J’adore le son ! Je passe un temps fou à travailler sur le son. Pas du son forcément visible, audible, mais du son sous-jacent, qui fait son œuvre, qui creuse. Idem pour la musique. Il y en a très peu ici, quatre ou cinq moments où il y a du score. Une musique qui s’empare d’un espace, d’une temporalité qui vient de l’intérieur, un peu comme un bruit cardiaque, ce qui donne peut-être ce sentiment de suspense. Pour moi, c’est plus une angoisse.

Un rythme cardiaque adapté à la géographie des lieux. Les scènes se passent souvent en intérieur. Même les déplacements sont faits dans l’espace fermé de voitures.

Tout à fait. Chaque espace public versus espace privé dans la société raconte quelque chose de différent. La façon dont elles se meuvent à l’intérieur de chaque espace change.

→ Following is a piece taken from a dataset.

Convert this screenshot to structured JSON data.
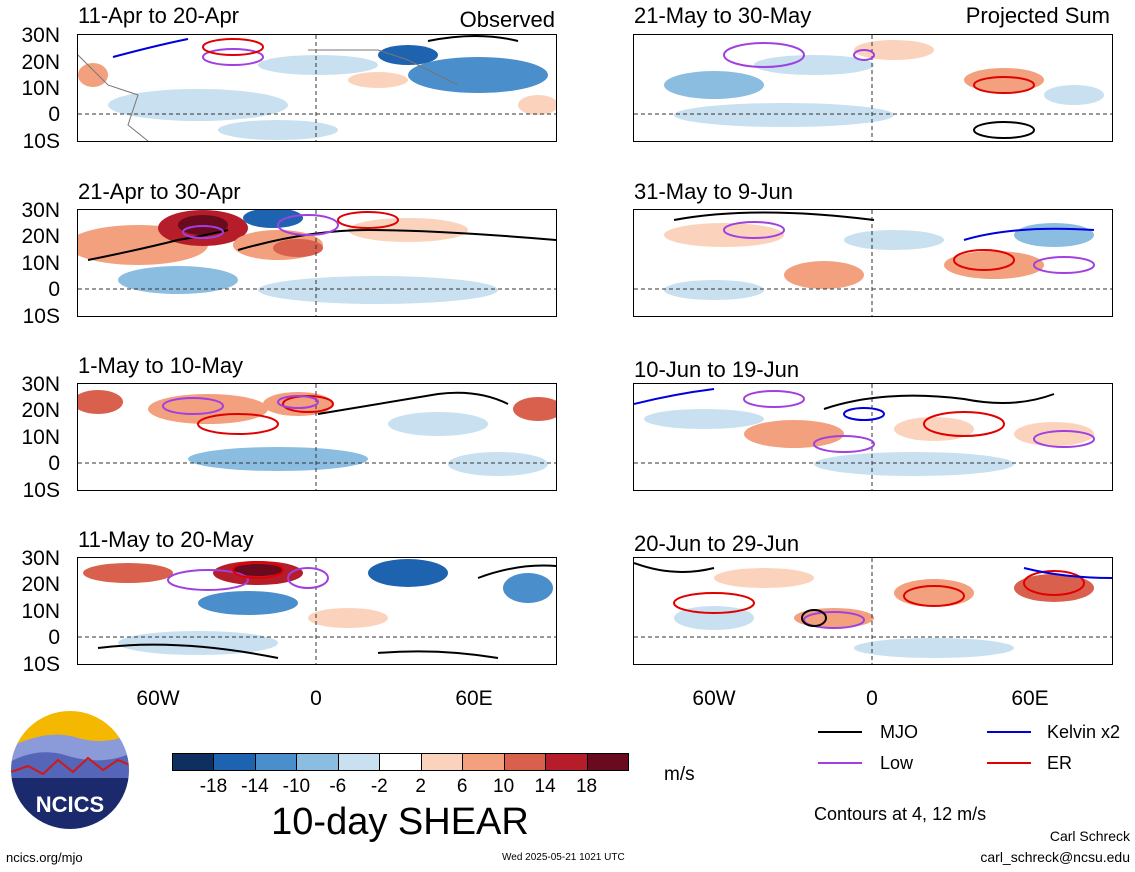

Ce qui se joue au quotidien dans leur appartement – scènes de tendresse, de dispute ou autres – n’a rien à voir avec les moments où elles sont avec les gars du Golfe ou dans l’espace public. Ce qui m’intéresse est de voir les foyers de tensions et les enjeux dans ces micro-espaces, et quelle est leur manière à elles de le raconter chaque fois différemment. Comme quand Noha arrive chez sa mère, habillée telle qu’on ne l’a jamais vue avant. Et Marrakech est un personnage en soi.

La place de la femme par rapport à l’homme est totalement différente dans cette géographie des espaces. L’un peut circuler librement, l’autre doit s’adapter, parfois se couvrir ou se cacher.

Totalement. Une société qui est totalement patriarcale dans l’espace public peut très facilement devenir matriarcale dans l’espace privé.

Vous avez pu tourner en toute liberté ?

Paradoxalement, oui. Ce qui a été le cas pour tous mes films. Avec ce qui est en train de se passer, ça peut prêter à rire, mais le Maroc est le pays du monde arabe où il y a probablement le plus de place pour la liberté d’expression. Depuis une quinzaine d’années et l’accession du nouveau roi, une grande place a été faite aux artistes, à la presse, pour pouvoir s’exprimer beaucoup plus librement. Je n’ai jamais eu de problèmes entournant Ali Zaoua, Les Chevaux de Dieu ou même Much Loved. C’est pour ça que j’ai été très heurté et surpris d’une telle violence et surtout d’une telle interdiction par anticipation.

Ça s’est calmé depuis ?

Oui, indubitablement, mais ce n’est pas complètement tassé. Comme si les gens avaient pris un énorme coup de poing dans la figure qui leur a fait très mal, qui les a fait crier pendant un certain temps. Maintenant, ils sont un peu sonnés, ils s’en remettent. Le temps va faire son œuvre et j’espère que le film aura servi de révélateur, mais pas seulement. Qu’il aura servi aussi de point de départ, d’ouverture à un véritable débat. C’est nécessaire. Sur une série de sujets induits dans le film. La place de la femme dans la société, le rapport à la famille ou l’hypocrisie sociale.